Há alguns meses venho percebendo que o cabelo não cresce como antes. Não é mais possível cortá-lo sequer a cada quinze dias sob pena de ficar sem nenhum. Já sei o que está acontecendo. Tenho certeza que cresce. Só que cresce pra dentro. Sinto uma coceira estranha no interior do crânio. Na verdade, é mais do que uma coceira: é uma irritação insuportável. São os fios de cabelo, com as pontas crescendo invertidas, a arranhar. Aranhas tétricas a tecer teias no tecido cerebral. Ninguém me convence do contrário.
Sinto que isso vai me matar. Os cabelos não caberão na cabeça. O crânio não comportará, por muito tempo, o volume, nem suportará o traumatismo dos pêlos que se acumularão continuamente entre os miolos. Por esse motivo, resolvi contar tudo neste escrito. Jamais falaria dessa coisa para quem quer que fosse. Devia ter entre quatro e cinco anos, mas me lembro de tudo. Numa incerta noite, empurrei, sem querer, a porta do quarto dos meus pais. Faziam uma coisa que nunca tinha visto. Pensei que estivessem brigando. Claro que hoje sei que estavam copulando.
Mas isso não aterrorizou tanto quanto o que vi pouco depois. Meu pai saiu de cima da minha mãe. Então, ela se levantou e se acocorou numa bacia. E lavava aquela pentelheira preta e nojenta. Era como se estivesse tentando extrair uma imundície que tivesse acabado de introduzir. Senti náuseas e corri, em pânico, para o quintal. E vomitei. Desde aquele instante senti pavor de que meus cabelos crescessem demais e ficassem iguais àquela coisa escabrosa. Dias depois, fui ao cinema. Tratava-se de um filme sobre a Revolução Francesa. Cada cabeça que rolava da guilhotina, o carrasco suspendia pelos cabelos. Não pude deixar de associar aquelas cenas hediondas à minha própria cabeça degolada e recoberta com os pêlos pubianos de minha mãe.

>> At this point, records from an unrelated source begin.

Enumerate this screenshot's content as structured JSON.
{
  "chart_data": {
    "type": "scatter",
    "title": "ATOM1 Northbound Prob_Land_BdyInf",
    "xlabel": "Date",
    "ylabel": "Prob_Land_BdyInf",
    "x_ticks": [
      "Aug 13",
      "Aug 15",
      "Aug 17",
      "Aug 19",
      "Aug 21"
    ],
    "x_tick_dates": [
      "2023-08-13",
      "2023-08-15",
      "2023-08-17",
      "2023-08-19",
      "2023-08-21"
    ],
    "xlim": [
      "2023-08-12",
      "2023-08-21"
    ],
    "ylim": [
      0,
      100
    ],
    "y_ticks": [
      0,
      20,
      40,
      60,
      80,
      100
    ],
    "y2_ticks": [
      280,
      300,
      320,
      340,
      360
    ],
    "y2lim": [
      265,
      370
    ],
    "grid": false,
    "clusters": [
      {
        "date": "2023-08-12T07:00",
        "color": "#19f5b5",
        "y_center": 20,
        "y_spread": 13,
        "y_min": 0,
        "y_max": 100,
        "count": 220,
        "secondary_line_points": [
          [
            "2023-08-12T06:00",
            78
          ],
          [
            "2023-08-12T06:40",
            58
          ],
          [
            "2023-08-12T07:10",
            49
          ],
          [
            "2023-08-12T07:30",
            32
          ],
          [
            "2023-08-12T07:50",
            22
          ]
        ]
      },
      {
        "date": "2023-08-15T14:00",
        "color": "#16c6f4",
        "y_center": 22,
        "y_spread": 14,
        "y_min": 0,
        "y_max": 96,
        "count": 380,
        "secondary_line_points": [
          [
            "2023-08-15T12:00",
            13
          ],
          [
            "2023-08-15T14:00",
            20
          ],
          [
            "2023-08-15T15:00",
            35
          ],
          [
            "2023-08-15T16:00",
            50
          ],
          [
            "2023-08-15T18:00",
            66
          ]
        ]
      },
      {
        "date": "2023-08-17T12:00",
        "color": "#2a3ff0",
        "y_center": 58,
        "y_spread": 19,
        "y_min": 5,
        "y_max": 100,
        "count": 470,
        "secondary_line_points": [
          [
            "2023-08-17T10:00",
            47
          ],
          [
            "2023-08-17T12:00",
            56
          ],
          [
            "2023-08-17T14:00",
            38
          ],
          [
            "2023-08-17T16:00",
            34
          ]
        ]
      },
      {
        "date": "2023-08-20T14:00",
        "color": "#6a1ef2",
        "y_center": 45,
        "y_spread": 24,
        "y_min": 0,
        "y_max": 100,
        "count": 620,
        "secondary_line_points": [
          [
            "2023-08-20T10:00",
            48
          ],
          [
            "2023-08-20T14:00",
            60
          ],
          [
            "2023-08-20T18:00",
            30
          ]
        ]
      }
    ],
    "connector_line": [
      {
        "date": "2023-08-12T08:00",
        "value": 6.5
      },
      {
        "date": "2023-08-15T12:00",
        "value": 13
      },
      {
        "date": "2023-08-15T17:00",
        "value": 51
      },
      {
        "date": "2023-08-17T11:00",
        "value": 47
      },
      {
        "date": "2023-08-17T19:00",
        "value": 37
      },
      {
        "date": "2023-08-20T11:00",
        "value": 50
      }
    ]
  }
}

Daí a razão de mandar cortar o cabelo de dez em dez dias. Estava certo de que se deixasse crescer além desse tempo, ia ficar igual àquilo. Essa idéia nunca me abandonou. Mesmo quando já era adolescente e, portanto, tinha conhecimento dessas coisas, o medo permaneceu. Acontecia outro fenômeno muito esquisito. Enquanto, sentia esse terror, uma força estranha me impelia a imaginar o meu couro cabeludo igual àquilo que vi entre as pernas de minha mãe. Cheguei a ponto de simular, no computador, a minha imagem assim configurada. Quase enlouqueci ao me ver recoberto por aquela peruca asquerosa. Foi isto que não tive coragem de contar para o analista.